I'm not quite sure how I feel about my high school experience. If "normalizing" means that you can refer to the highlights of high school and remember those experiences, then I guess I can. I went to football games, I was in the band, I went to prom (although not my senior year because, by then, I thought it was silly), etc. It was okay, occasionally really fun, but nothing earth-shattering.
I graduated with a class of 420, ranked 21st, although I did virtually no studying that I can remember. I took honors classes throughout and AP English and Calculus (they were the only AP classes offered) my senior year, and I remember writing most of my AP English papers after having read just the Cliff's notes and doing all my calc homework at school. I recall one incident of having to turn in a paper on an 800-page book on Monday, so I stayed in my room all weekend to read the book that I should have been reading for at least an entire month before that. Obviously, I had no study skills, and didn't really need them to do fairly well. Still, I look back with regret that I didn't actually try in HS. I am thrilled with my life, but I know that if I'd actually studied -- actually had to study -- then I would have taken a different path.
Socially, I had friends from all the different groups and was well liked by everyone, although by nature I am an introvert and shy. HS was mostly fun for me (but not a party exactly), and why wouldn't it be when I did very little actual work? I also had friends of all ages, although all my best friends throughout my life were older than me. I had always wanted to skip a grade, but it just wasn't in the cards since I had a twin who didn't need a skip. I hated that I was limited in participating in certain activities with my friends simply because they were older than me. Interestingly, all my best friends from MS and HS were male, so that my have saved me from some of the drama. I guess everyone knew I was a smart person, but since my grades weren't sky-high, I mostly flew under the radar.

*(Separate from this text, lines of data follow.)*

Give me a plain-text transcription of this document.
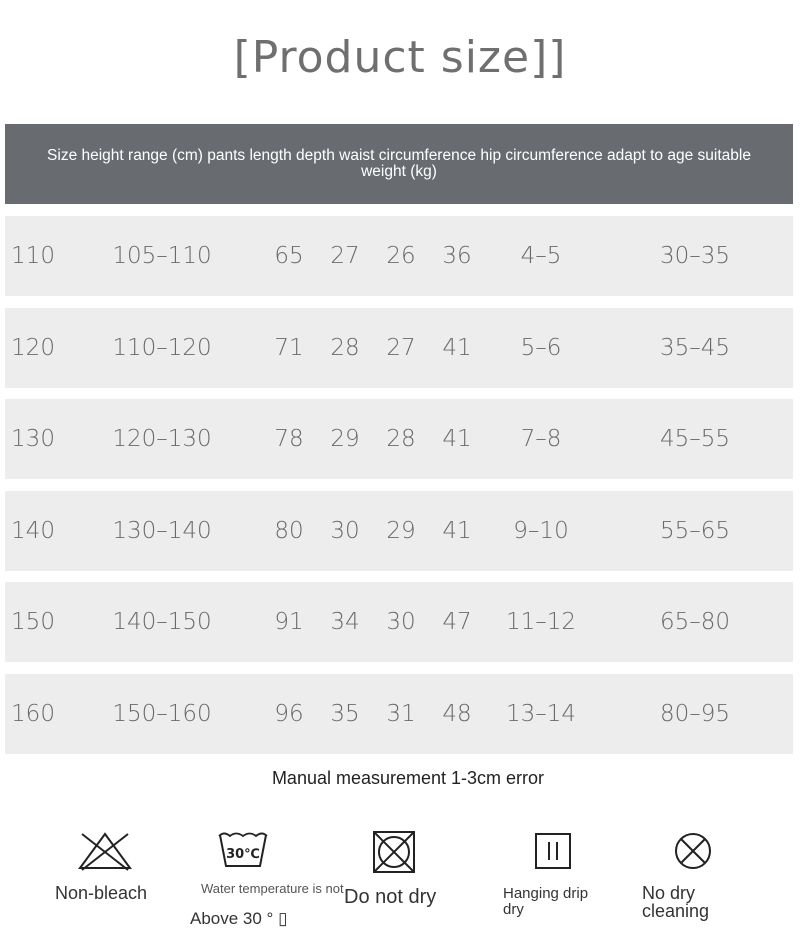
[Product size]]
Size height range (cm) pants length depth waist circumference hip circumference adapt to age suitable weight (kg)
110 105–110	65 27 26 36 4–5	30–35
120 110–120	71 28 27 41 5–6	35–45
130 120–130	78 29 28 41 7–8	45–55
140 130–140	80 30 29 41 9–10	55–65
150 140–150	91 34 30 47 11–12	65–80
160 150–160	96 35 31 48 13–14	80–95
Manual measurement 1-3cm error
Non-bleach
30℃
Water temperature is not
Above 30 ° ▯
Do not dry	Hanging drip dry
No dry cleaning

I guess a good thing was that there never seemed to be any stigma about getting good grades at our school. Most of the popular kids were good students as well. I don't remember a ton of bullying either, although there must have been the normal amount. Obviously, being in band I heard the term "band geek," but no one seemed to seriously make fun of band people. I was one of many who moved fluidly between all the different groups.
Did I feel different? I think I always did. I knew I was really smart and I know I always felt older than I was. But I guess I just assumed that everybody had their thing, so I never felt out of place exactly. Did I learn any big life lessons in HS? Not that I can think of. I think the biggest impact schooling, in general, had on me was that I learned that I could get by with a minimal amount of effort (so I learned cost-benefit ratios!), and that was life-changing.
Last edited by mnmom23; 05/14/11 08:08 PM.